# Dobcross Loom Works. Diggle. Saddleworth. (pic heavy)



## Silent Hill (Sep 20, 2011)

On the West side of the Yorkshire Pennines sits the pretty village of Diggle, which has a history of sheep farming and weaving. And by far the most impressive building in my eyes must be what's commonly known as The Cathedral. 

As the Cathedral looked years ago







This was part of the loom works, which was more commonly known in modern day times as W.H.Shaws Pallet Works. A substantial amount of original buildings however have been sadly demolished. Which is a shame as they were used for munitions in World War 1, and for making parts for Russian Subs in World War 2. Shaws ceased production in 2006.

The Cathedral today. Grade 2 listed, and safe from the heavy plant brigade.






She really is a lovely building.






At the rear is this stunning bridge that connects to the main mill.











It's just as impressive from the inside too.






Parts of the site are live, and I must admit to being a little on edge during my explore, as I could hear voices behind a tarpaulin sheet. The only thing between me and other forms of life 

You can just see the blue tarpaulin on the left behind the pillar which leads to the live section.

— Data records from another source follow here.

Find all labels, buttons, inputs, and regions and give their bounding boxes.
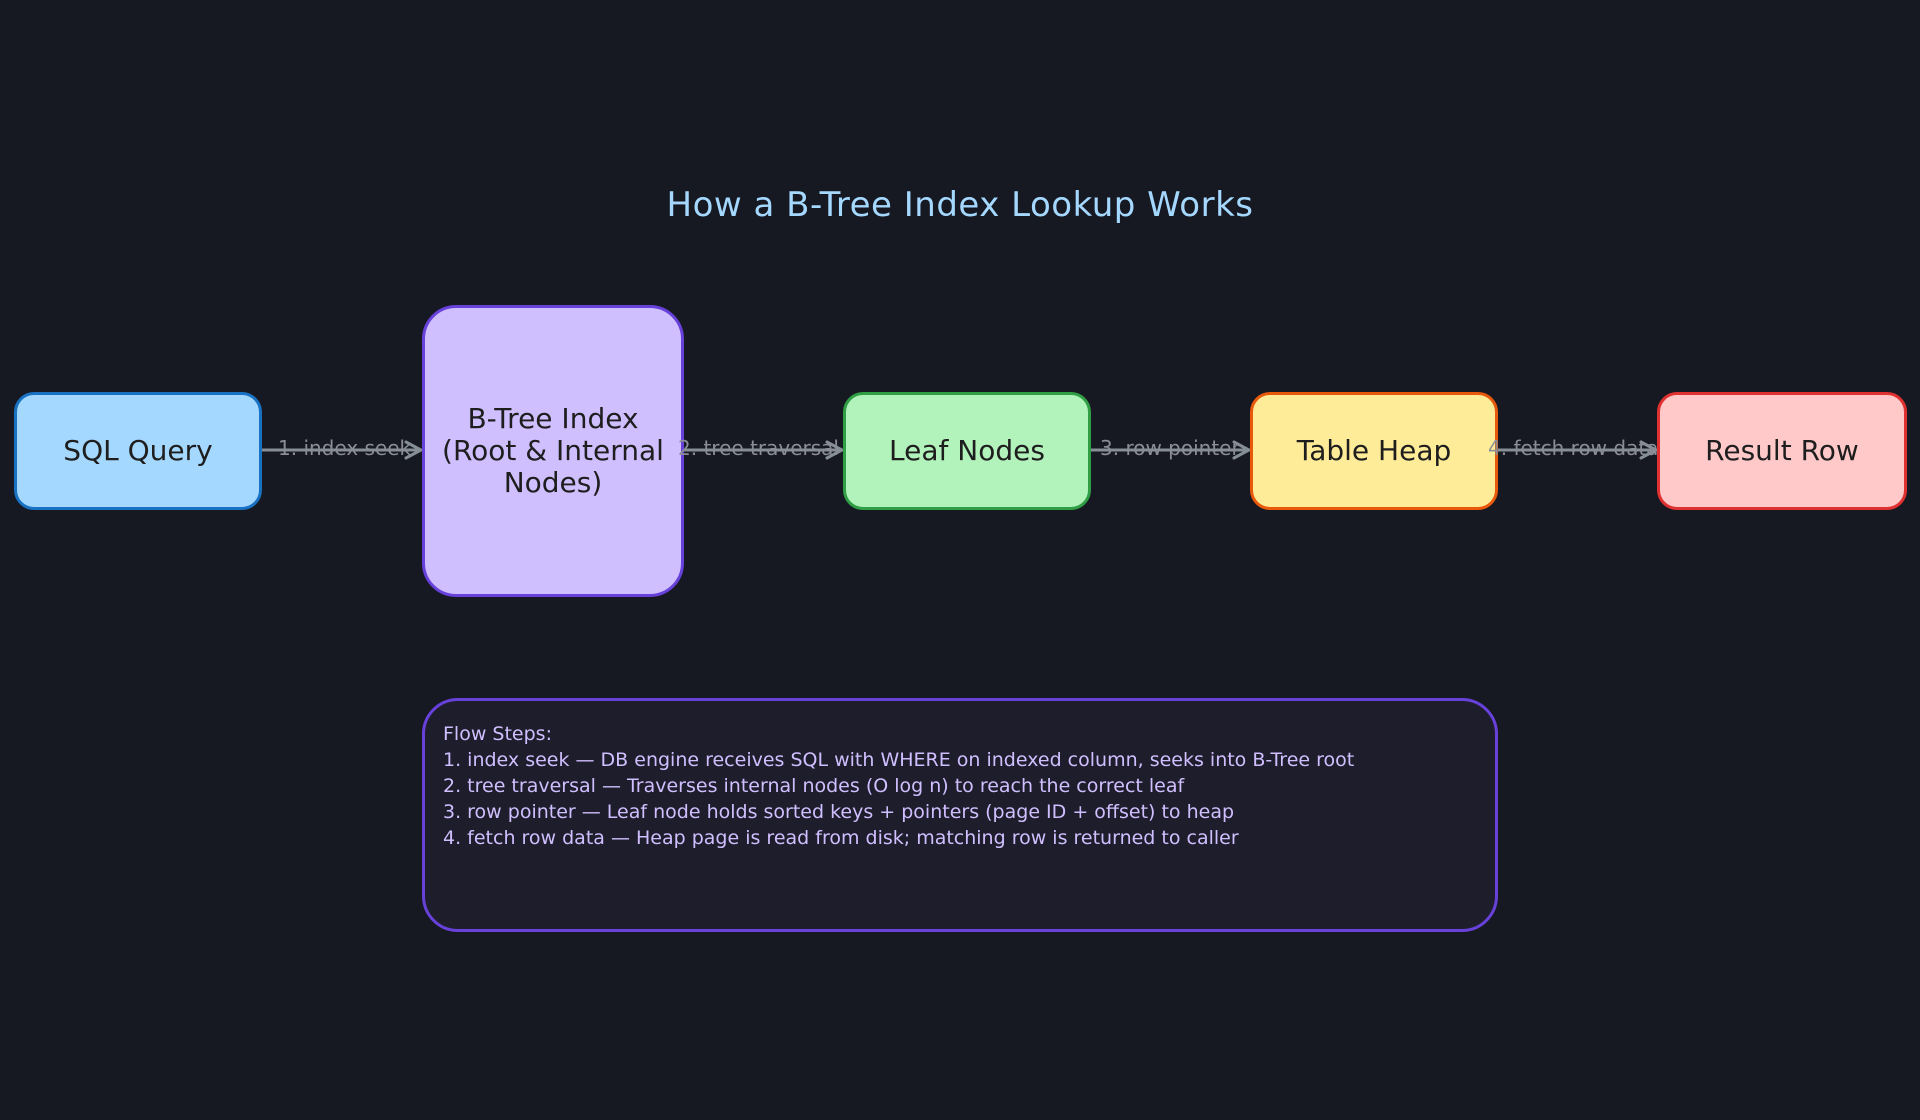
flow-steps-note: Flow Steps: 1. index seek — DB engine re… — [422, 698, 1498, 932]
node-leaf-nodes-label: Leaf Nodes — [889, 433, 1045, 467]
flow-step-line: 4. fetch row data — Heap page is read fr… — [443, 827, 1239, 849]
edge-label-row-pointer: 3. row pointer — [1100, 436, 1240, 460]
arrowhead-icon — [1639, 440, 1660, 460]
flow-step-line: 1. index seek — DB engine receives SQL w… — [443, 749, 1355, 771]
node-leaf-nodes[interactable]: Leaf Nodes — [843, 392, 1091, 510]
node-btree-index-label: B-Tree Index (Root & Internal Nodes) — [442, 401, 664, 500]
diagram-title: How a B-Tree Index Lookup Works — [666, 185, 1254, 225]
arrowhead-icon — [825, 440, 846, 460]
arrowhead-icon — [404, 440, 425, 460]
edge-label-index-seek: 1. index seek — [278, 436, 412, 460]
node-btree-index[interactable]: B-Tree Index (Root & Internal Nodes) — [422, 305, 684, 597]
node-result-row-label: Result Row — [1705, 433, 1859, 467]
edge-label-fetch-row-data: 4. fetch row data — [1488, 436, 1659, 460]
node-sql-query-label: SQL Query — [63, 433, 213, 467]
node-sql-query[interactable]: SQL Query — [14, 392, 262, 510]
arrowhead-icon — [1232, 440, 1253, 460]
node-table-heap-label: Table Heap — [1296, 433, 1452, 467]
node-result-row[interactable]: Result Row — [1657, 392, 1907, 510]
flow-step-line: 3. row pointer — Leaf node holds sorted … — [443, 801, 1235, 823]
node-table-heap[interactable]: Table Heap — [1250, 392, 1498, 510]
edge-label-tree-traversal: 2. tree traversal — [678, 436, 839, 460]
flow-step-line: 2. tree traversal — Traverses internal n… — [443, 775, 1185, 797]
flow-steps-heading: Flow Steps: — [443, 723, 552, 745]
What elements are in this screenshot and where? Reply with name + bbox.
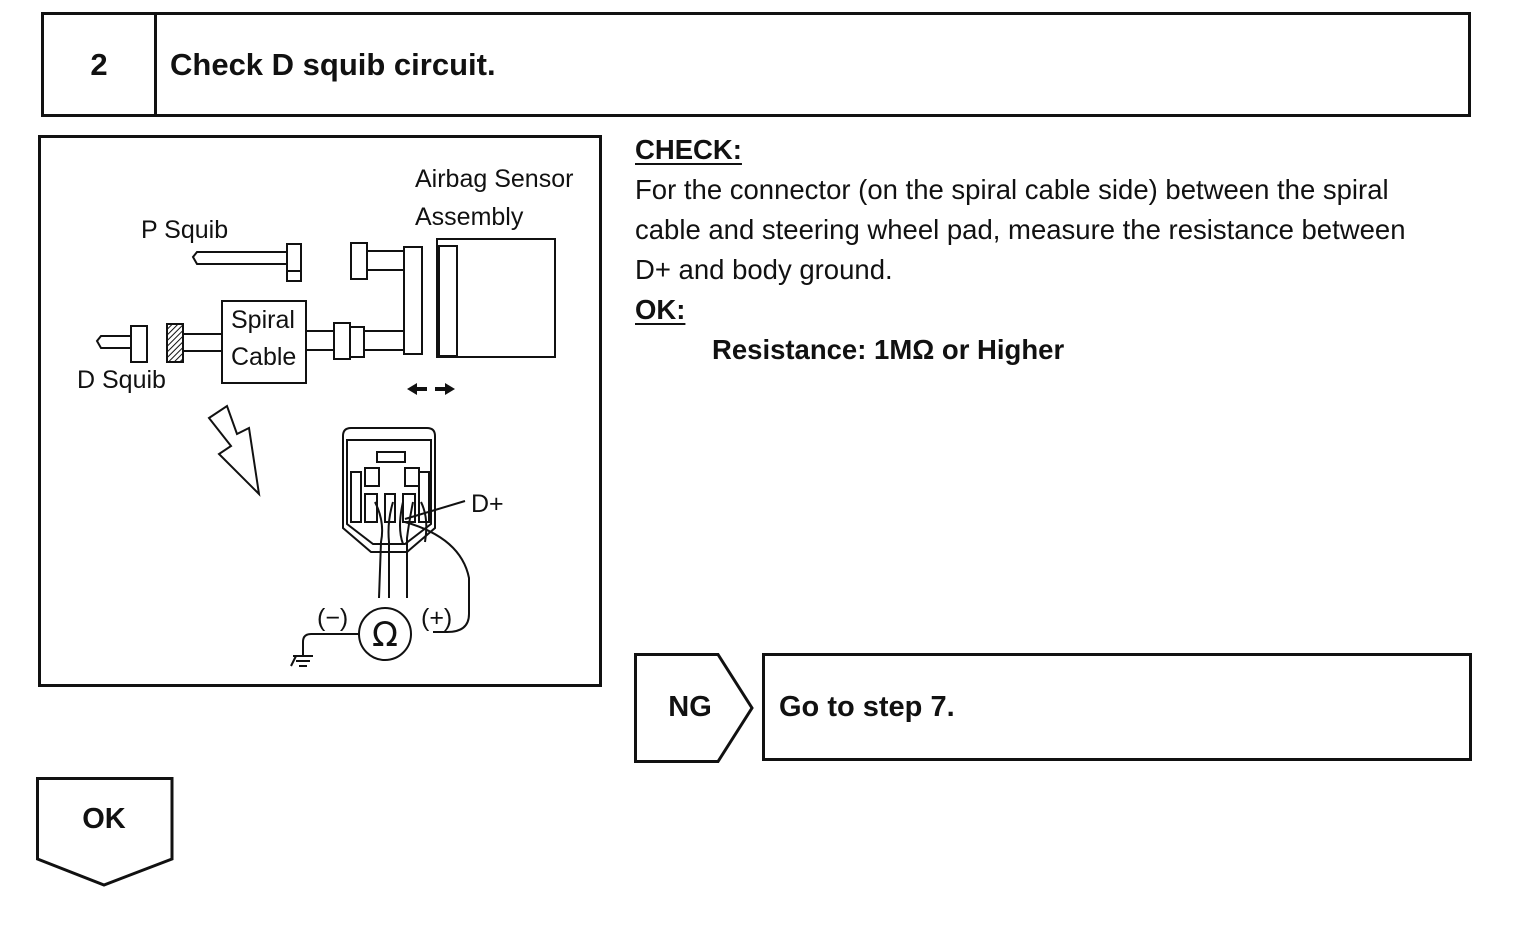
spiral-label-1: Spiral — [231, 306, 295, 334]
connector-closeup — [342, 427, 470, 633]
ng-label: NG — [668, 690, 712, 723]
plus-label: (+) — [421, 604, 452, 632]
disconnect-arrows — [407, 383, 455, 395]
airbag-sensor-label-1: Airbag Sensor — [415, 165, 573, 193]
check-text-3: D+ and body ground. — [635, 254, 893, 285]
ok-label: OK — [82, 802, 126, 835]
spiral-cable-box — [221, 300, 307, 384]
ng-tag-shape — [634, 653, 754, 763]
check-text-1: For the connector (on the spiral cable s… — [635, 174, 1389, 205]
step-number: 2 — [44, 15, 157, 114]
check-text-2: cable and steering wheel pad, measure th… — [635, 214, 1406, 245]
d-squib-label: D Squib — [77, 366, 166, 394]
airbag-sensor-label-2: Assembly — [415, 203, 524, 231]
step-header: 2 Check D squib circuit. — [41, 12, 1471, 117]
d-plus-label: D+ — [471, 490, 504, 518]
d-squib-connector — [95, 323, 222, 363]
connector-plate — [333, 242, 423, 360]
airbag-sensor-assembly — [436, 238, 556, 358]
check-heading: CHECK: — [635, 134, 742, 165]
ok-spec-value: Resistance: 1MΩ or Higher — [712, 334, 1065, 365]
p-squib-label: P Squib — [141, 216, 228, 244]
minus-label: (−) — [317, 604, 348, 632]
step-title: Check D squib circuit. — [170, 46, 496, 82]
ok-tag-shape — [36, 777, 174, 887]
ground-icon — [290, 655, 313, 667]
p-squib-connector — [191, 243, 302, 282]
ok-heading: OK: — [635, 294, 686, 325]
wiring-figure: Airbag Sensor Assembly P Squib S — [38, 135, 602, 687]
ng-action: Go to step 7. — [762, 653, 1472, 761]
hollow-arrow-icon — [207, 404, 261, 497]
ohm-symbol-icon: Ω — [372, 615, 398, 655]
instructions: CHECK: For the connector (on the spiral … — [635, 130, 1495, 370]
spiral-label-2: Cable — [231, 343, 296, 371]
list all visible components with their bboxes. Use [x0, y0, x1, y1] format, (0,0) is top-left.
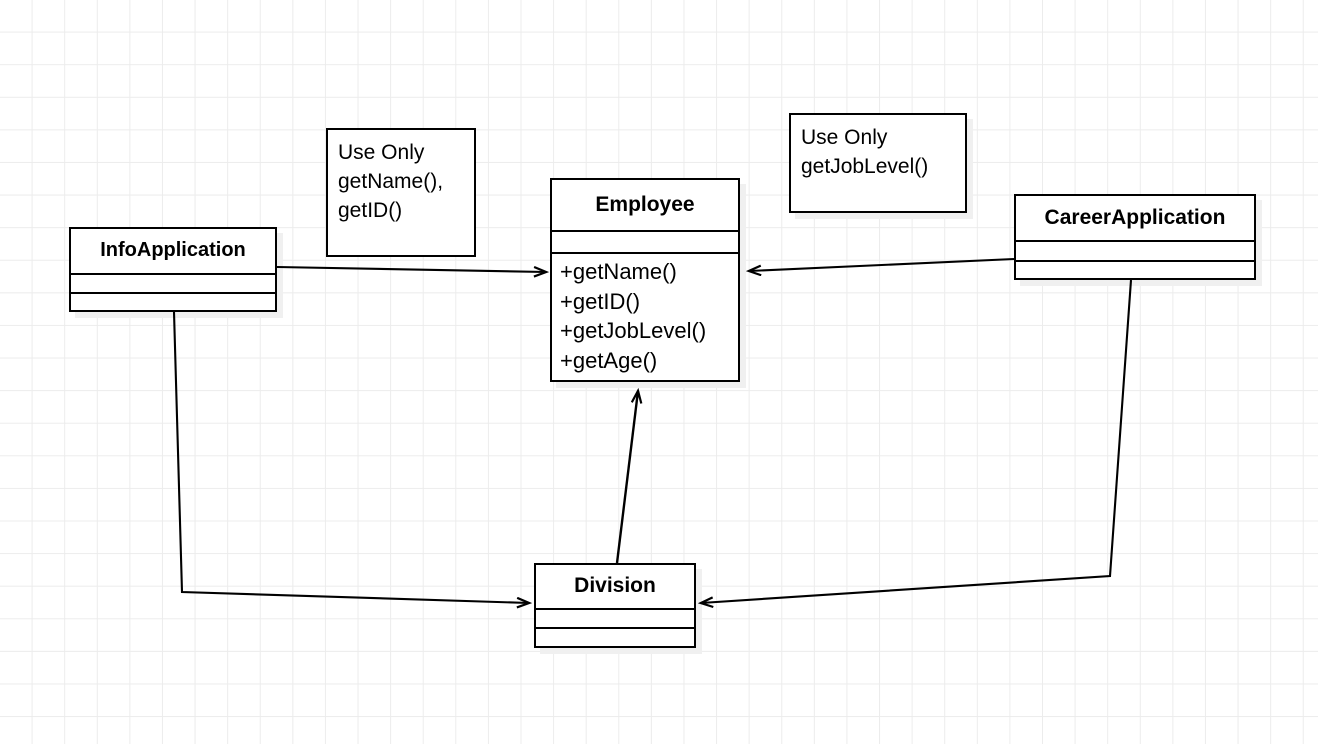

It's a nice space all the same.






Some cool pipes.






A room with switch gear, and crusty flying rat shit 











The being careless book 






And where the masochist used to love probing in those deep cuts 






A kit for testing the boilers water quality.






The men's room.











I think somebody left in a hurry.






I think It's safe to say......






That this sign no longer applies 






And on that note..... It's adios from a lonesome rocker!






Outa here.










​


----------



## krela (Sep 20, 2011)

Brilliant report. Thank you.


----------



## maximus (Sep 20, 2011)

Lovely pics...thanks for sharing


----------



## st33ly (Sep 20, 2011)

Liked every pic so thanks


----------



## TeeJF (Sep 20, 2011)

Great stuff! Love that tunnel thingy.


----------



## Silent Hill (Sep 20, 2011)

Cheers everyone. 

That bridge is a bit nice TeeJF


----------



## Foxylady (Sep 20, 2011)

What a gorgeous building. It looks like an asylum, especially with that clock tower. Great report.


----------



## UrbanX (Sep 20, 2011)

Corr! What a find! Lovely place beautifully documented. I'd be interested to hear more on your processing method!


----------



## Silent Hill (Sep 21, 2011)

UrbanX said:


> Corr! What a find! Lovely place beautifully documented. I'd be interested to hear more on your processing method!



Thanks for the comments everyone 

Processed in photoscape mate, and It's free


----------



## Pincheck (Sep 21, 2011)

very nice mate well done


----------